Corporations often have one of the best shots at getting a range of financing options because it creates a separate business entity that includes you (the founder) as well as a management team. Corporations can get corporate credit cards, which have higher limits than small business credit cards, as well as often receive larger loans overall. Corporations are also eligible for other types of financing that other companies aren’t, such as angel investors. Angel investors provide the money needed for corporate businesses to grow and often does not require any type of repayment plan. Instead, these investors receive a portion of the profits if your business takes off.
If you want to create a business quickly so that you can get your product or services out into the world, the sole proprietorship is the fastest option. However, a sole proprietorship means that you and your business are one and the same, meaning your personal finances are factored into anything legal, anything tax-related and, often, anything having to do with financing. Without good personal credit, you’re less likely to receive lines of credit when operating as a sole proprietor. You may also need to provide personal items, such as a house or car, as collateral.

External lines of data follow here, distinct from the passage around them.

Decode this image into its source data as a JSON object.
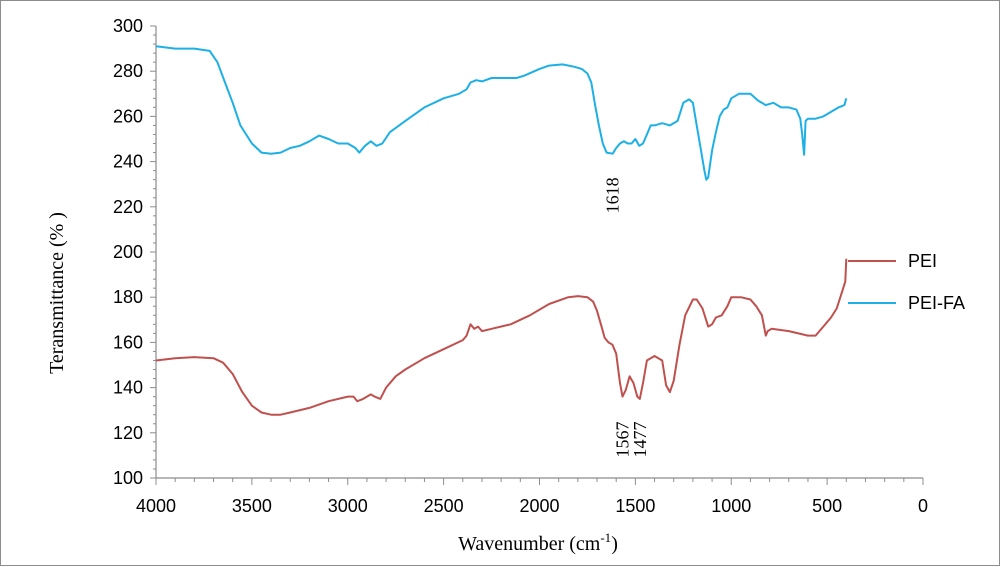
{
  "chart_data": {
    "type": "line",
    "xlabel": "Wavenumber (cm",
    "xlabel_sup": "-1",
    "xlabel_end": ")",
    "ylabel": "Teransmittance (% )",
    "xlim": [
      4000,
      0
    ],
    "ylim": [
      100,
      300
    ],
    "x_ticks": [
      "4000",
      "3500",
      "3000",
      "2500",
      "2000",
      "1500",
      "1000",
      "500",
      "0"
    ],
    "y_ticks": [
      "100",
      "120",
      "140",
      "160",
      "180",
      "200",
      "220",
      "240",
      "260",
      "280",
      "300"
    ],
    "grid": false,
    "legend_position": "right",
    "series": [
      {
        "name": "PEI",
        "color": "#c0504d",
        "points": [
          [
            4000,
            152
          ],
          [
            3900,
            153
          ],
          [
            3800,
            153.5
          ],
          [
            3700,
            153
          ],
          [
            3650,
            151
          ],
          [
            3600,
            146
          ],
          [
            3550,
            138
          ],
          [
            3500,
            132
          ],
          [
            3450,
            129
          ],
          [
            3400,
            128
          ],
          [
            3350,
            128
          ],
          [
            3300,
            129
          ],
          [
            3200,
            131
          ],
          [
            3100,
            134
          ],
          [
            3000,
            136
          ],
          [
            2970,
            136
          ],
          [
            2950,
            134
          ],
          [
            2920,
            135
          ],
          [
            2880,
            137
          ],
          [
            2860,
            136
          ],
          [
            2830,
            135
          ],
          [
            2800,
            140
          ],
          [
            2750,
            145
          ],
          [
            2700,
            148
          ],
          [
            2600,
            153
          ],
          [
            2500,
            157
          ],
          [
            2400,
            161
          ],
          [
            2380,
            163
          ],
          [
            2360,
            168
          ],
          [
            2340,
            166
          ],
          [
            2320,
            167
          ],
          [
            2300,
            165
          ],
          [
            2250,
            166
          ],
          [
            2150,
            168
          ],
          [
            2050,
            172
          ],
          [
            1950,
            177
          ],
          [
            1850,
            180
          ],
          [
            1800,
            180.5
          ],
          [
            1750,
            180
          ],
          [
            1720,
            178
          ],
          [
            1700,
            174
          ],
          [
            1680,
            168
          ],
          [
            1660,
            162
          ],
          [
            1640,
            160
          ],
          [
            1620,
            159
          ],
          [
            1600,
            155
          ],
          [
            1580,
            142
          ],
          [
            1567,
            136
          ],
          [
            1550,
            139
          ],
          [
            1530,
            145
          ],
          [
            1510,
            142
          ],
          [
            1490,
            136
          ],
          [
            1477,
            135
          ],
          [
            1460,
            142
          ],
          [
            1440,
            152
          ],
          [
            1400,
            154
          ],
          [
            1360,
            152
          ],
          [
            1340,
            141
          ],
          [
            1320,
            138
          ],
          [
            1300,
            143
          ],
          [
            1270,
            159
          ],
          [
            1240,
            172
          ],
          [
            1200,
            179
          ],
          [
            1180,
            179
          ],
          [
            1150,
            175
          ],
          [
            1120,
            167
          ],
          [
            1100,
            168
          ],
          [
            1080,
            171
          ],
          [
            1050,
            172
          ],
          [
            1020,
            176
          ],
          [
            1000,
            180
          ],
          [
            950,
            180
          ],
          [
            900,
            179
          ],
          [
            870,
            176
          ],
          [
            840,
            172
          ],
          [
            820,
            163
          ],
          [
            810,
            165
          ],
          [
            790,
            166
          ],
          [
            700,
            165
          ],
          [
            650,
            164
          ],
          [
            600,
            163
          ],
          [
            560,
            163
          ],
          [
            520,
            167
          ],
          [
            480,
            171
          ],
          [
            450,
            175
          ],
          [
            420,
            183
          ],
          [
            405,
            187
          ],
          [
            400,
            197
          ]
        ]
      },
      {
        "name": "PEI-FA",
        "color": "#1cb0e6",
        "points": [
          [
            4000,
            291
          ],
          [
            3900,
            290
          ],
          [
            3800,
            290
          ],
          [
            3720,
            289
          ],
          [
            3680,
            284
          ],
          [
            3640,
            275
          ],
          [
            3600,
            266
          ],
          [
            3560,
            256
          ],
          [
            3500,
            248
          ],
          [
            3450,
            244
          ],
          [
            3400,
            243.5
          ],
          [
            3350,
            244
          ],
          [
            3300,
            246
          ],
          [
            3250,
            247
          ],
          [
            3200,
            249
          ],
          [
            3150,
            251.5
          ],
          [
            3100,
            250
          ],
          [
            3050,
            248
          ],
          [
            3000,
            248
          ],
          [
            2960,
            246
          ],
          [
            2940,
            244
          ],
          [
            2910,
            247
          ],
          [
            2880,
            249
          ],
          [
            2850,
            247
          ],
          [
            2820,
            248
          ],
          [
            2780,
            253
          ],
          [
            2700,
            258
          ],
          [
            2600,
            264
          ],
          [
            2500,
            268
          ],
          [
            2420,
            270
          ],
          [
            2380,
            272
          ],
          [
            2360,
            275
          ],
          [
            2330,
            276
          ],
          [
            2300,
            275.5
          ],
          [
            2250,
            277
          ],
          [
            2200,
            277
          ],
          [
            2120,
            277
          ],
          [
            2080,
            278
          ],
          [
            2000,
            281
          ],
          [
            1950,
            282.5
          ],
          [
            1880,
            283
          ],
          [
            1820,
            282
          ],
          [
            1780,
            281
          ],
          [
            1750,
            279
          ],
          [
            1730,
            275
          ],
          [
            1710,
            265
          ],
          [
            1690,
            256
          ],
          [
            1670,
            248
          ],
          [
            1650,
            244
          ],
          [
            1618,
            243.5
          ],
          [
            1600,
            246
          ],
          [
            1580,
            248
          ],
          [
            1560,
            249
          ],
          [
            1540,
            248
          ],
          [
            1520,
            248
          ],
          [
            1500,
            250
          ],
          [
            1480,
            247
          ],
          [
            1460,
            248
          ],
          [
            1440,
            252
          ],
          [
            1420,
            256
          ],
          [
            1400,
            256
          ],
          [
            1360,
            257
          ],
          [
            1320,
            256
          ],
          [
            1280,
            258
          ],
          [
            1250,
            266
          ],
          [
            1220,
            267.5
          ],
          [
            1200,
            266
          ],
          [
            1180,
            256
          ],
          [
            1160,
            246
          ],
          [
            1140,
            236
          ],
          [
            1130,
            232
          ],
          [
            1120,
            233
          ],
          [
            1100,
            245
          ],
          [
            1080,
            253
          ],
          [
            1060,
            260
          ],
          [
            1040,
            263
          ],
          [
            1020,
            264
          ],
          [
            1000,
            268
          ],
          [
            960,
            270
          ],
          [
            900,
            270
          ],
          [
            860,
            267
          ],
          [
            820,
            265
          ],
          [
            780,
            266
          ],
          [
            740,
            264
          ],
          [
            700,
            264
          ],
          [
            660,
            263
          ],
          [
            640,
            259
          ],
          [
            630,
            252
          ],
          [
            620,
            243
          ],
          [
            612,
            258
          ],
          [
            600,
            259
          ],
          [
            560,
            259
          ],
          [
            520,
            260
          ],
          [
            480,
            262
          ],
          [
            440,
            264
          ],
          [
            410,
            265
          ],
          [
            400,
            268
          ]
        ]
      }
    ],
    "annotations": [
      {
        "text": "1618",
        "x": 1618,
        "y": 233
      },
      {
        "text": "1567",
        "x": 1567,
        "y": 125
      },
      {
        "text": "1477",
        "x": 1477,
        "y": 125
      }
    ]
  }
}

Limited Liabilities and Partnerships
Although sole proprietorships and corporations are the most options for a corporate structure, they aren’t the only ones. Many people also file as a limited liability company or a partnership. Limited liabilities combine partnerships and corporations and allow you to act alone or partner with other owners. Anyone who is part of an LLC has personal liability protection so that their own assets aren’t used for legal or debt purposes. While many financing options are available, LLCs may not qualify for venture capital options. Financing for partnerships is more flexible and for sole proprietorships but not as vast as for corporations. Partnerships may qualify for loans with a business credit profile, but keep in mind that one partner with low credit may bring down the other partners’ credibility when applying for financing.
Before deciding on a corporate structure, it is important to consider how much financing you’ll need, whether the type of business you own is required to register as a specific entity and whether you want to have business partners. An informed decision is essential for running a successful company.